The result follows an FDA staff review that found significant questions remain over whether calcitonin salmon is effective in reducing fractures. The panel voted 20-1 that companies developing new calcitonin salmon products must prove they are effective in reducing fracture risk.

The panel says the long-established bone strengthening drug should no longer be used by women because there is little evidence it works and it may actually increase the risk of cancer.

Health authorities around the world have been reviewing the drug's safety after two recent studies showed a slightly higher rate of cancer among patients taking calcitonin pills.

The FDA originally approved the drugs based on studies showing that they increased bone mineral density. However, no studies have definitely shown that higher density actually reduces bone fractures. The largest study of calcitonin, which followed 1,200 women for about five years, was plagued by logistical problems, including a high level of patients who dropped out.

The FDA often approves drugs based on so-called surrogate endpoints, or initial measures that suggest the drug will make real improvements in patient health. In cancer drugs, for example, tumor shrinkage is considered a predictor on longer survival.

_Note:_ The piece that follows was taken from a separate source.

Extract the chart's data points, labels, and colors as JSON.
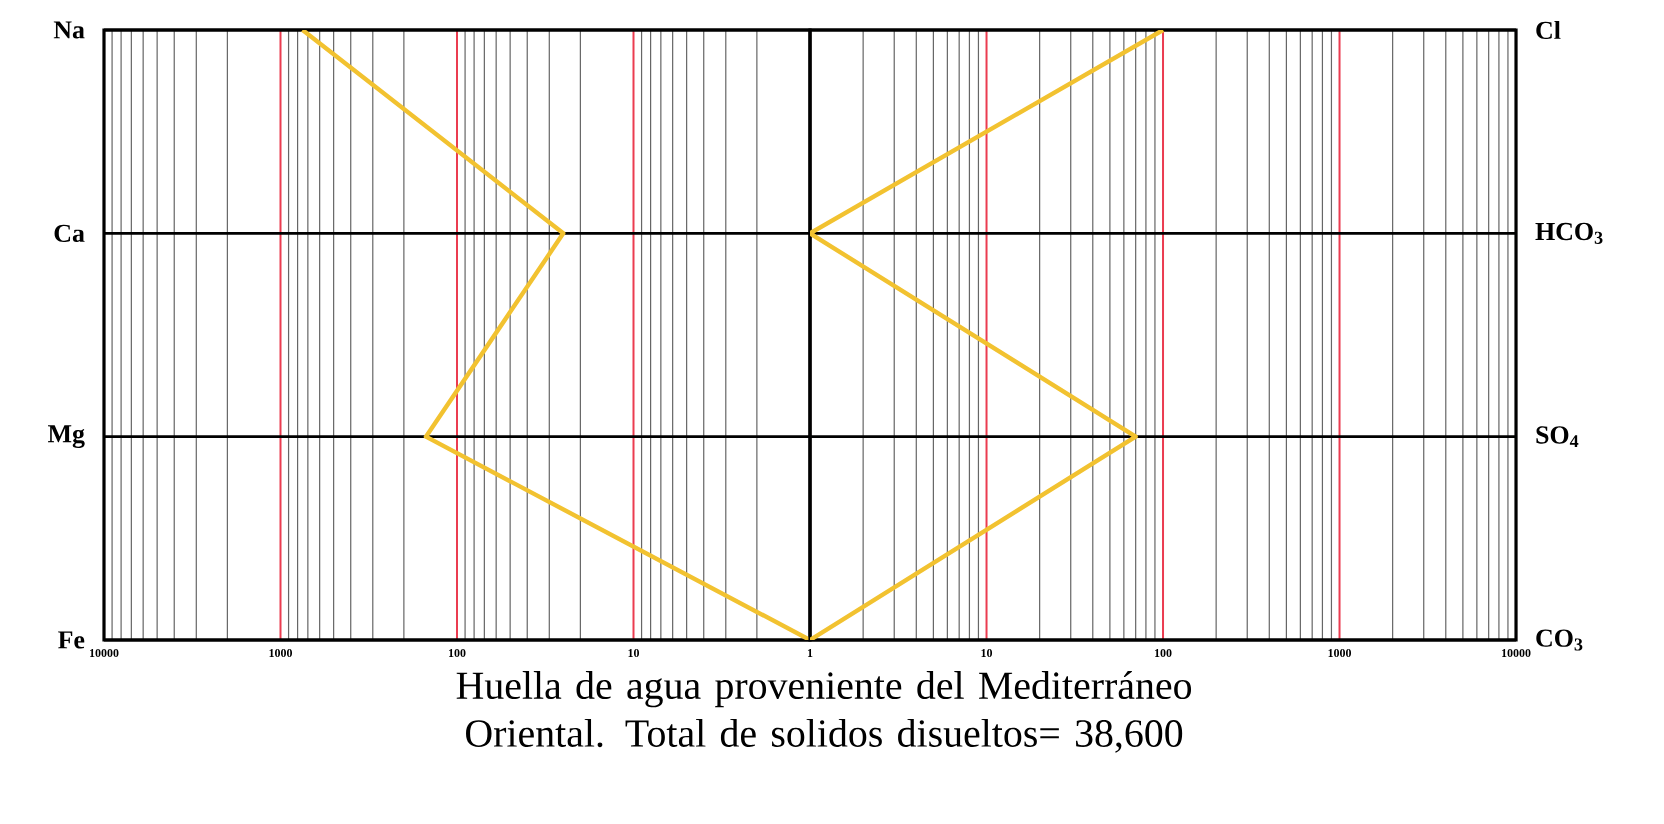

In calculating survival gained by tumor shrinkage, it is approximately 2 months in 50% reduction, 3 and a half months in 75% reduction and 1 year in 99% reduction. The data indicate that in cases evaluated with reduction rates more than 90%, there may be a significant correlation between response rate and survival.

Of course, drugmakers favor this approach because it helps them get products to market sooner. But it has proven problematic for the FDA when drugs don't live up to their initial promise. Researchers opt for experiments that generate plenty of reproducible results (like tumor shrinkage). This gives the illusion that researchers have done something meaningful.